A person close to the rabbi confessed that during those days, Shimon Axel dedicated himself more than ever to talking to Hashem. “He asked for the opportunity, please, to have the merit of living with his family in Israel, even if only for a while. That was a dream they had yet to fulfill, and they didn’t want to leave This World without achieving it.”
Against all odds, Rabbanit Valeria’s operation was successful. Doctors noticed a gradual improvement, and even the baby also showed some signs of stability.

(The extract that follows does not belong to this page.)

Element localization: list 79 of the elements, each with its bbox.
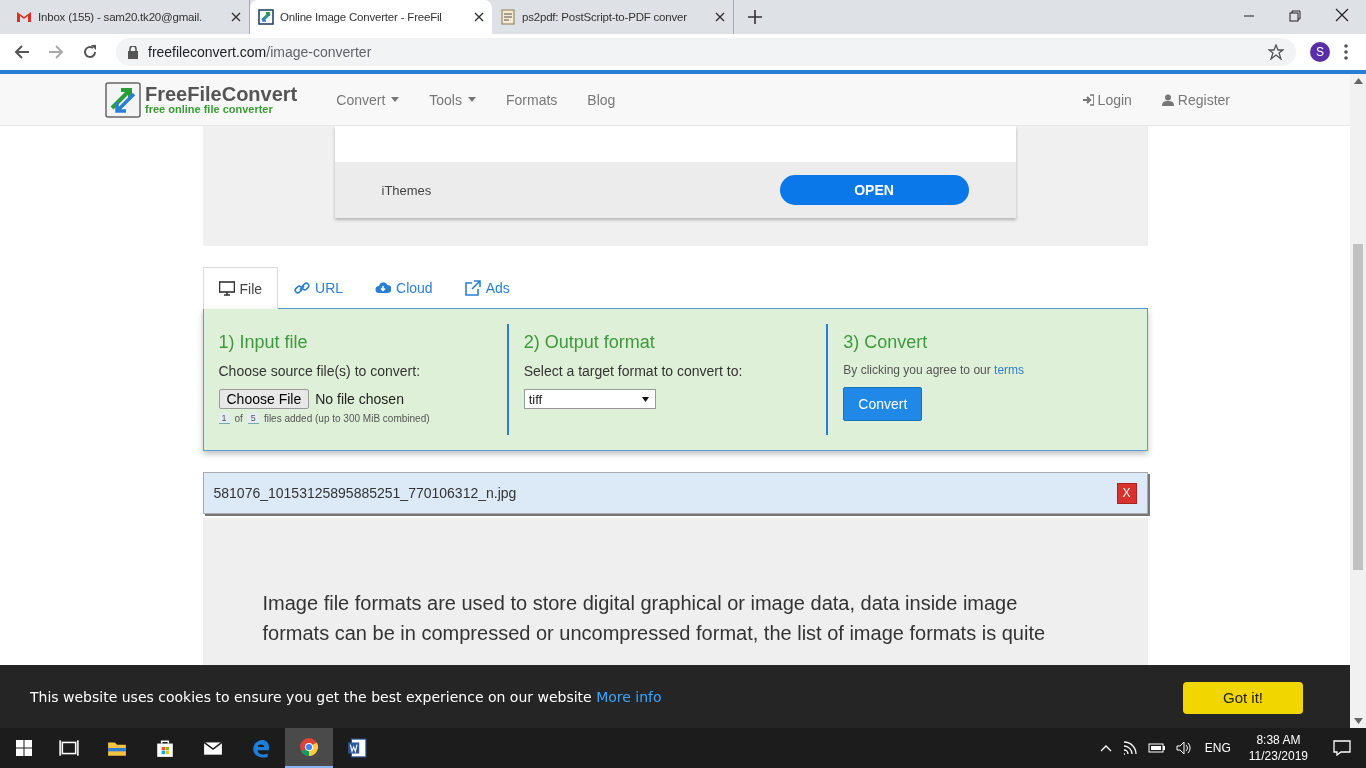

“The doctors couldn’t believe it,” a family member says. “They themselves said what was happening with the baby was miraculous.”
Four months later, Shulamit Odaiah Wahnish would leave the neonatal unit, and just a few days ago, against all odds, she celebrated her second birthday.
Against that background, Shimon Axel Wahnish is living this moment with the certainty that Hashem has given him a mission of being Argentina’s ambassador in Israel. In his inner circle, they joke, “This is what you asked G-d for when Vale was in the hospital.” He is the first to say that the ascent to the presidency of someone who trusts Hashem as much as Javier Milei does — and who burst onto the Argentine scene so recently, “is a nes galui.”
As he prepares to take up his diplomatic posting, he’s requested temporary leave from his role as Chief Rabbi of the Moroccan Community in Buenos Aires; the communal leadership of ACILBA will transition into the capable hands of his brother and right-hand man, Rabbi Hernán Wahnish.
When Congress approves his appointment, this 42-year-old father of six will not only be the most visible chareidi figure in a political position outside of Israel but will also be responsible for leading the historical relocation of the Argentine embassy to Jerusalem, one of the many promises Milei has made, following in the footsteps of Donald Trump. While Rabbi Wahnish’s office says the embassy move “will take time,” what will happen immediately is the move of the ambassador’s official residence to Israel’s capital.
As Argentina’s new ambassador prepares to pack his bags for Jerusalem, he sees it as a fresh stage to fulfill his life’s goals of disseminating Torah and trying to improve the lives of Argentine Jews. It’s an opportunity that has come from nowhere, one that reinforces the family’s convictions that nothing happens by chance.
It’s a belief that Rabbi Wahnish shares. So does his president.